Título: Pacientes desistem de esperar
Autor: Waleska Borges
Fonte: Jornal do Brasil, 17/09/2005, Rio, p. A13
Depois de seis anos de espera, Kátia Correa, 36 anos, 1,67 de altura e 288 quilos, desistiu de fazer a cirurgia de redução de estômago no Hospital de Ipanema. Ela cansou das idas intermináveis até o hospital para ter notícias sobre a data da operação. Hoje, por causa das fortes dores na perna, ela passa os dias sentada no sofá de sua casa, em Brás de Pina. Sem dinheiro para pagar um plano de saúde, Kátia divide com outras dezenas de obesos o medo de morrer antes de receber ajuda. - Muitas vezes eu penso que vou morrer sufocada. Tenho que ficar com um ventilador ligado em frente ao meu rosto - contou Kátia.
Segundo ela, que gasta mensalmente quase R$ 300 com remédios, no período em que esteve cadastrada no Hospital de Ipanema, chegou a fazer alguns exames para a operação, que nunca foi marcada. Os motivos, lembra Kátia, eram sempre os mesmos: faltavam profissionais e equipamentos.
Sua única esperança para fazer a cirurgia é o credenciamento do Hospital Clementino Fraga Filho no Sistema Único de Saúde (SUS). Enquanto os entraves burocráticos para a questão não são resolvidos, Kátia sofre com as complicações da obesidade. Ela tem problemas cardíacos e hipertensão.
- Cada vez que saio de Brás de Pina tenho que pagar R$ 30 para o transporte numa Kombi. Não posso fazer a minha higiene pessoal sozinha, como cortar as unhas dos pés ou ir ao banheiro - disse.
Além das limitações físicas, Kátia conta que não tem dinheiro para comprar os grampos usados na operação. O kit custa cerca de R$ 3.200 mil. Segundo Rosimere Lima da Silva, presidente do Grupo de Resgate a Auto-estima e Cidadania do Obeso, os grampos são fornecidos pela prefeitura, mas apenas as pessoas que entram na justiça conseguem a liberação do kit. A Secretaria Municipal de Saúde informou que no início do ano, por causa de dívidas do Ministério da Saúde com servidores federais aposentados, a prefeitura teve dificuldades para distribuir os grampos.
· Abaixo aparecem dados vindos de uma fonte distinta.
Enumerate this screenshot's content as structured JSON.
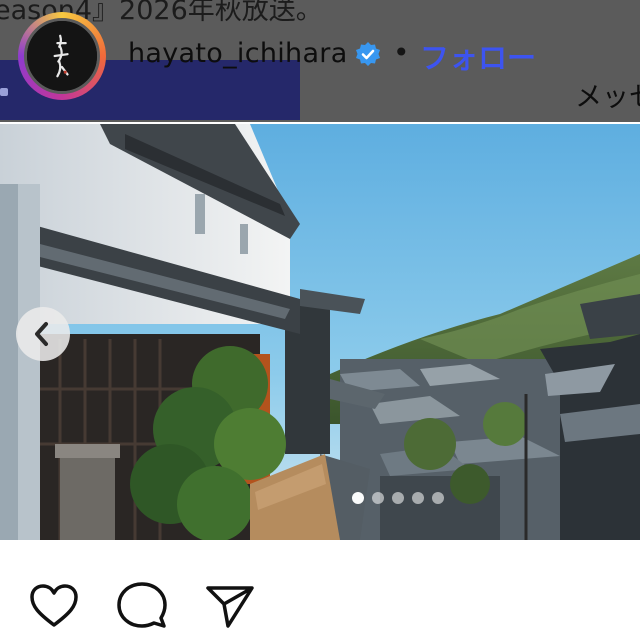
{
  "caption": {
    "overflow_text": "eason4』2026年秋放送。"
  },
  "header": {
    "username": "hayato_ichihara",
    "verified_icon": "verified-badge-icon",
    "separator": "•",
    "follow_label": "フォロー",
    "message_label": "メッセ"
  },
  "avatar": {
    "icon": "calligraphy-logo",
    "ring_colors": [
      "#f7c940",
      "#f06a3a",
      "#c2369a",
      "#8e3bcf"
    ]
  },
  "carousel": {
    "prev_icon": "chevron-left-icon",
    "active_index": 0,
    "dots": [
      {
        "active": true
      },
      {
        "active": false
      },
      {
        "active": false
      },
      {
        "active": false
      },
      {
        "active": false
      }
    ]
  },
  "actions": {
    "like_icon": "heart-icon",
    "comment_icon": "comment-icon",
    "share_icon": "send-icon"
  },
  "colors": {
    "follow": "#3d54f0",
    "verified": "#3897f0",
    "header_dim": "#5b5b5b",
    "banner": "#25286a"
  }
}
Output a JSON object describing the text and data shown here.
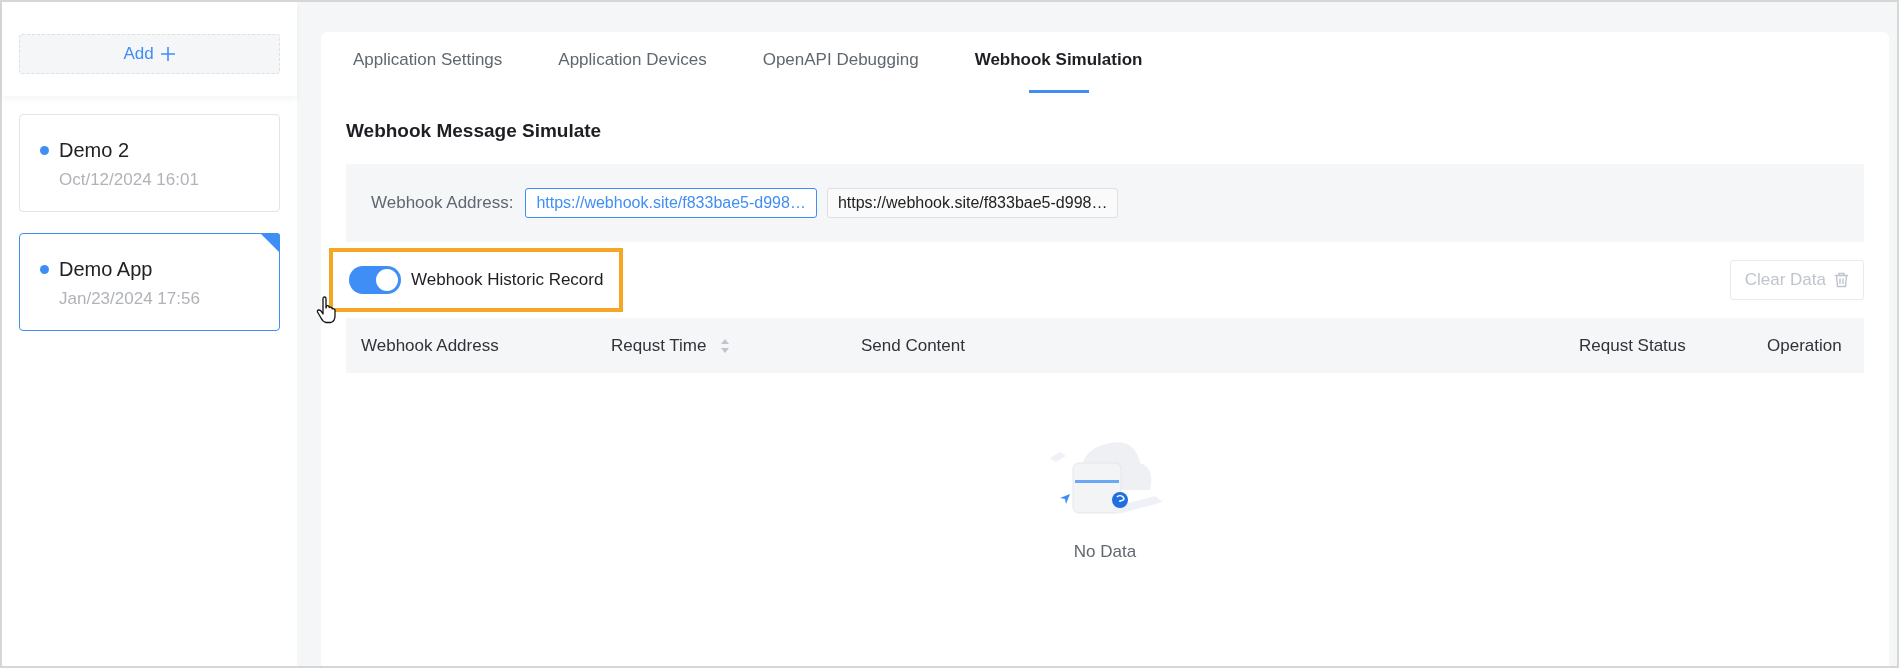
{
  "sidebar": {
    "add_button": {
      "label": "Add"
    },
    "apps": [
      {
        "name": "Demo 2",
        "date": "Oct/12/2024 16:01",
        "selected": false
      },
      {
        "name": "Demo App",
        "date": "Jan/23/2024 17:56",
        "selected": true
      }
    ]
  },
  "tabs": [
    {
      "label": "Application Settings",
      "selected": false
    },
    {
      "label": "Application Devices",
      "selected": false
    },
    {
      "label": "OpenAPI Debugging",
      "selected": false
    },
    {
      "label": "Webhook Simulation",
      "selected": true
    }
  ],
  "heading": "Webhook Message Simulate",
  "address": {
    "label": "Webhook Address:",
    "values": [
      {
        "kind": "link",
        "text": "https://webhook.site/f833bae5-d998…"
      },
      {
        "kind": "plain",
        "text": "https://webhook.site/f833bae5-d998…"
      }
    ]
  },
  "history_toggle": {
    "label": "Webhook Historic Record",
    "on": true,
    "highlighted": true
  },
  "clear_button": {
    "label": "Clear Data",
    "disabled": true
  },
  "table": {
    "columns": [
      {
        "label": "Webhook Address",
        "sortable": false
      },
      {
        "label": "Requst Time",
        "sortable": true
      },
      {
        "label": "Send Content",
        "sortable": false
      },
      {
        "label": "Requst Status",
        "sortable": false
      },
      {
        "label": "Operation",
        "sortable": false
      }
    ],
    "empty_text": "No Data"
  }
}
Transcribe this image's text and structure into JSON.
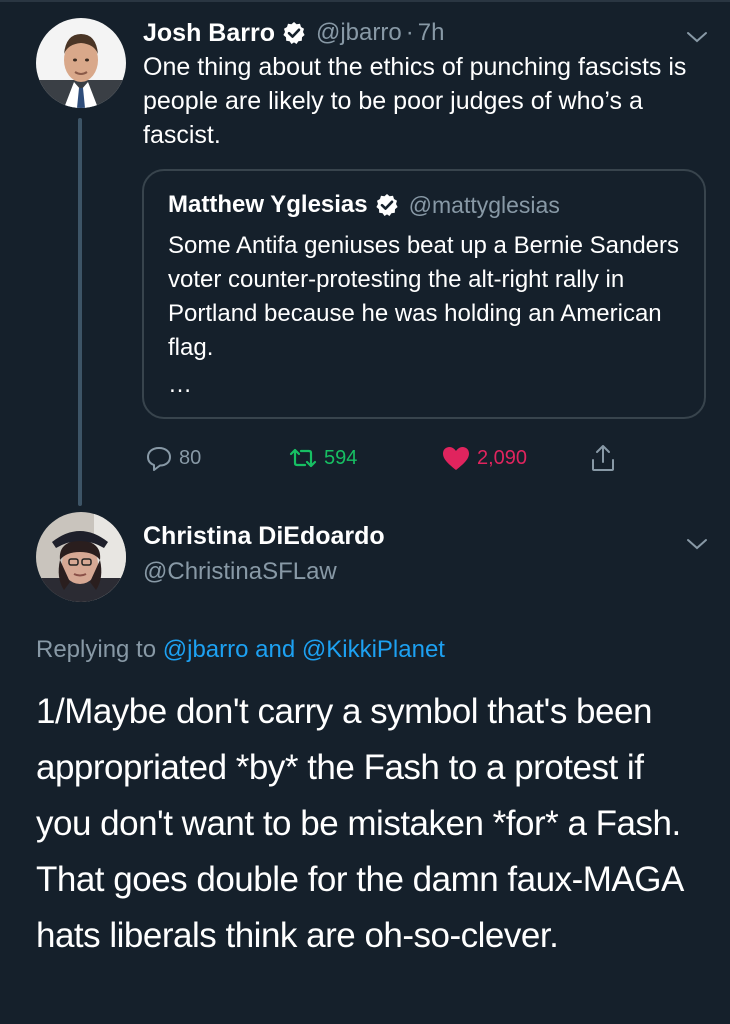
{
  "colors": {
    "background": "#15202b",
    "secondary_text": "#8899a6",
    "link": "#1da1f2",
    "retweet": "#17bf63",
    "like": "#e0245e",
    "border": "#38444d"
  },
  "tweet": {
    "author_name": "Josh Barro",
    "handle": "@jbarro",
    "separator": "·",
    "time": "7h",
    "text": "One thing about the ethics of punching fascists is people are likely to be poor judges of who’s a fascist.",
    "quoted": {
      "author_name": "Matthew Yglesias",
      "handle": "@mattyglesias",
      "text": "Some Antifa geniuses beat up a Bernie Sanders voter counter-protesting the alt-right rally in Portland because he was holding an American flag.",
      "ellipsis": "…"
    },
    "actions": {
      "replies": "80",
      "retweets": "594",
      "likes": "2,090"
    }
  },
  "reply": {
    "author_name": "Christina DiEdoardo",
    "handle": "@ChristinaSFLaw",
    "replying_prefix": "Replying to",
    "mention1": "@jbarro",
    "conjunction": "and",
    "mention2": "@KikkiPlanet",
    "text": "1/Maybe don't carry a symbol that's been appropriated *by* the Fash to a protest if you don't want to be mistaken *for* a Fash. That goes double for the damn faux-MAGA hats liberals think are oh-so-clever."
  },
  "icons": {
    "verified": "verified-badge-icon",
    "caret": "chevron-down-icon",
    "reply": "reply-bubble-icon",
    "retweet": "retweet-icon",
    "like": "heart-icon",
    "share": "share-icon"
  }
}
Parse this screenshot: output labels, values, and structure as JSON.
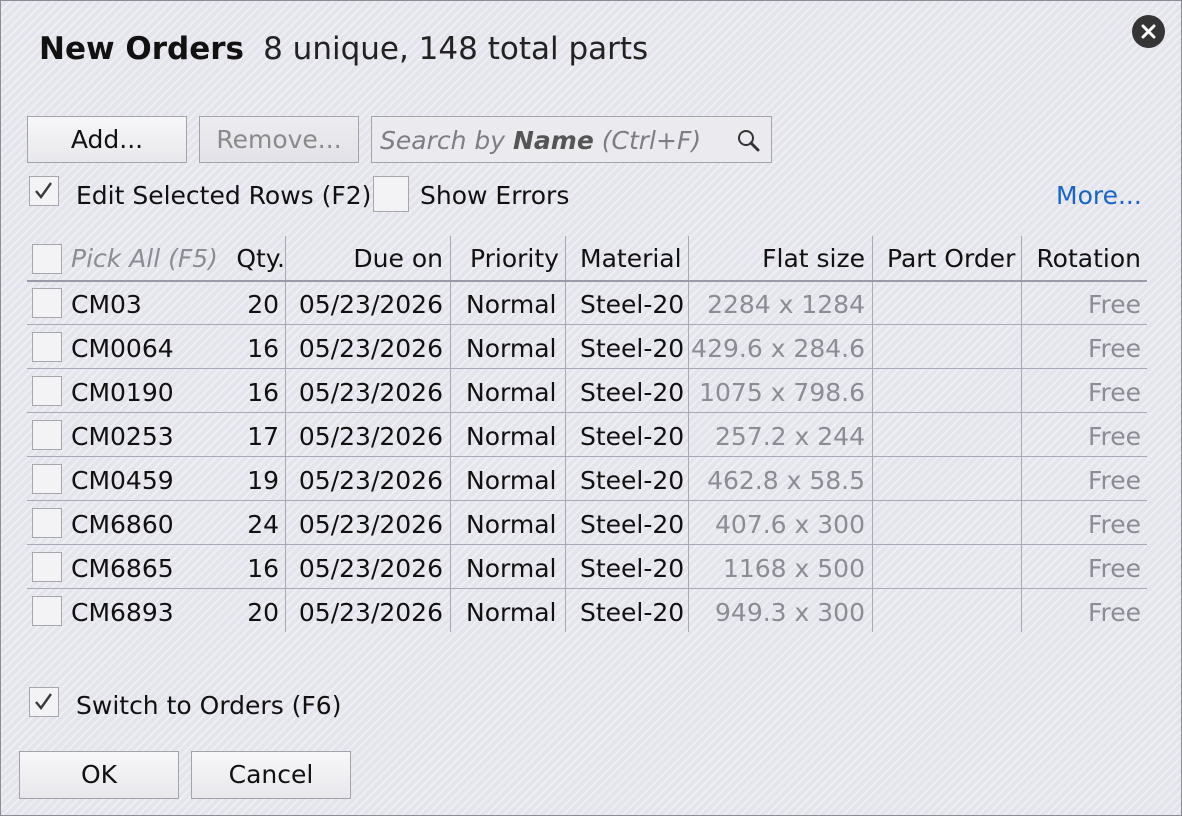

Ainda segundo o município, depois que o Hospital de Ipanema - único cadastrado para cirurgia - foi devolvido à União, a distribuição dos grampos é de responsabilidade do Ministério da Saúde.
Para Paulo Roberto Crissafe, 55, que também desistiu da cirurgia no Hospital de Ipanema após seis anos de espera, a falta de grampos e as dificuldades dos hospitais para a realização das cirurgias refletem a crise na saúde pública do Rio.
- A obesidade é pior que o câncer. Posso morrer sem tratamento - disse Crissafe, que também sofre de problemas cardíacos.
Com 1,69 de altura e 155 quilos, Crissafe conta que, há cinco anos, por causa da obesidade, perdeu o emprego como gerente numa transportadora. Ele vive com a mulher e os filhos na Ilha do Governador. De casa, Crissafe só sai de carro com a ajuda da família. O alto peso o impede de andar de ônibus. Nos últimos dez anos, depois de várias dietas, Crissafe emagreceu 53 quilos e engordou outros 70.
Apesar da ansiedade dos obesos para fazer a cirurgia bariátrica, o psicólogo Luiz Alberto Py lembra que os pacientes devem fazer terapia depois do procedimento.
- O acompanhamento psicológico é importante para que as pessoas possam administrar bem a transformação da sua imagem corporal. A gordura é um processo compulsivo com a comida e, depois da cirurgia, é provável que esta compulsividade apareça em outra área - alerta o psicólogo.